Maisons de la culture. Je m’étais ramassée dans une maison de la culture à écouter des poètes du titanic chuchoter pour nous mettre à l’abri des fusillades de pédosodomie d’auschwitz de vomi vibrovaginal anal fallait garder la porte fermée à cause du bruit et en poésie on a un grand choix de poignées entre le prix du gouverneur général et le grand prix québecor du festival international de la poésie de trois-rivières on remporte une bourse de cinq mille dollars […]. (Arsenault, 2014 : 76-77)

La jeune écrivaine va dans une maison de la culture pour entendre une lecture, mais aussi pour se sentir protégée. Le rapprochement des sphères de la violence sociale et des institutions artistiques, mais aussi la liste de prix et de bourses qui suit, décrivent cyniquement le milieu littéraire comme un microcosme qui prétend offrir à ses membres de la notoriété et de l’argent et les sauver des drames du monde. Dans cet autre passage, elle assiste à un autre rendez-vous du milieu :

il y avait la soirée de poésie elle était complètement plate et elle penchait soit d’un côté soit dans l’autre et au milieu du ciel il y avait moi qui me couvrais le visage et essayais d’écouter concentrée et absente en tout petit en train de fixer les tableaux un peu ratés de l’expo sur les murs du bar et les enfants perdus dans cette file pour le micro ouvert de cette soirée de poésie où tout le monde était venu lire mais personne ne voulait écouter […]. (78-79)

L’évènement de micro-ouvert est dépeint comme une activité marginalisée où vont lire les gens qui écrivent des textes trop difficiles, ne se conformant pas à ce que le sens commun du lectorat et de l’édition demande. Ces personnes ne peuvent que se retrouver dans un bar underground, faire la file, attendre leur tour pour lire. Elles s’intègrent à la « contemplation du spectacle » (Debord, 1992 : 12). Chacun veut lire pour être légitimé comme poète aux yeux des autres, mais pas pour partager une passion collective : « [l’]extériorité du spectacle par rapport à l’homme agissant apparaît en ce que ses propres gestes ne sont plus à lui, mais à un autre qui les lui représente » (20). Des lieux officiels aux lieux marginalisés, les gens se retrouvent au nom de l’art littéraire pour se ressembler entre eux et atteindre la même image rêvée d’artiste. La création est un mouvement pour rejoindre cette légitimation, et elle est une manière, pour la narratrice, de se reconnaître dans une communauté d’écrivains ayant les mêmes aspirations.

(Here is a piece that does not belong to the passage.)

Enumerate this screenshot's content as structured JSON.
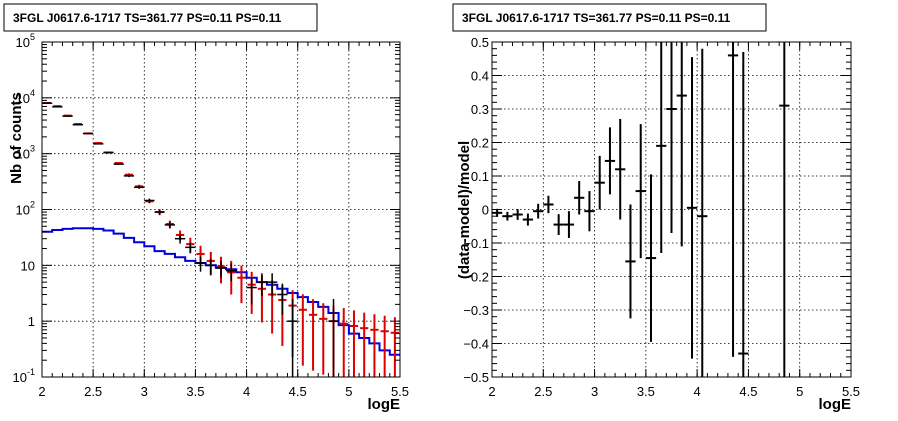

La volonté d’écrire de la narratrice s’affirme par la répétition de phrases du type : « je passe des soirées entières à chercher comment me mettre au travail » (Arsenault, 2014 :53), qui sont aussitôt englouties par des pensées liées à d’autres sphères de son existence. Et sa vie littéraire se déploie à la recherche de la détermination nécessaire pour finir une œuvre. Elle voudrait aussi se « jeter dans les grandes recherches pour [s]e libérer du monde qui maîtrise la syntaxe » (61). Elle aimerait trouver un langage différent, qui renouvelle les formes banalisées. Mais dans l’instant suivant, elle reprend ses voyages en ligne à la recherche de son inscription dans un monde d’images et elle diffuse « dix milliards de photos » (63) parmi lesquelles « la plus belle de toutes la meilleure la plus importante c’est celle où on colle nos têtes l’une contre l’autre en vacances » (Ibid.). Au-delà de l’écriture et du monde du livre, la jeune narratrice ne veut que « rendre compte de son émergence » (Butler, 2007 : 8), montrer qu’elle est là, même si c’est seulement comme une image diffusée sur Internet. Être une artiste selon les normes institutionnelles serait une possibilité pour exister. Alors, son « travail consiste à trouver une façon de se les approprier [les normes], de les reprendre à son compte, d’établir avec elles une relation vivante » (9). Son monologue est pourtant structuré comme une myriade de pensées désordonnées, racontées d’un ton sarcastique. La jeune femme désacralise ainsi chaque réalité citée et s’en distancie, comme si elle ne croyait pas en elles. L’univers artistique se fait artificiel comme toute autre dimension de sa vie. La narratrice court et traverse les lieux et les communications Internet de manière anxiogène, sans jamais parler d’amis ou de famille, pour finalement rester seule au milieu d’une réalité aliénée par ses représentations.

La danse d’Arsenault

Dans la mise en scène de La vie littéraire, l’apprentie écrivaine est interprétée par son créateur même. Arsenault tient un microphone, reste debout au centre de la scène dépouillée de décors et parle sans arrêter. Il est habillé en noir. Le choix du metteur en scène Christian Lapointe de faire jouer le texte par l’auteur ouvre la performance à la multiplicité des interprétations : par la présence de l’écrivain sur scène, le spectacle acquiert une dimension autofictionnelle; ensuite, le spectateur entend une seule personne lui parler à la première personne du pluriel et du singulier, à la deuxième personne du singulier et en employant le pronom neutre; enfin, l’écrivain semble confier ses pensées directement, sans filtre, comme un mélange unique qui semble restituer ses agissements et ses croyances, mais aussi ceux des autres, qu’il a entendus et retenus. L’écrivaine québécoise Vicky Gendreau est très peu nommée, mais ses mots sont cités en introduction du livre. Sur scène, sa présence est constante, car son nom est imprimé sur le t-shirt qui habille le performeur. Un niveau de lecture s’ajoute; on se demande si le spectacle parle d’elle ou a été créé en hommage à ses œuvres, suite à son décès prématuré en 2013. En résonnance avec la structure narrative du livre, le spectacle littéraire est porté par un seul corps et par l’infinité de voix qui l’habitent.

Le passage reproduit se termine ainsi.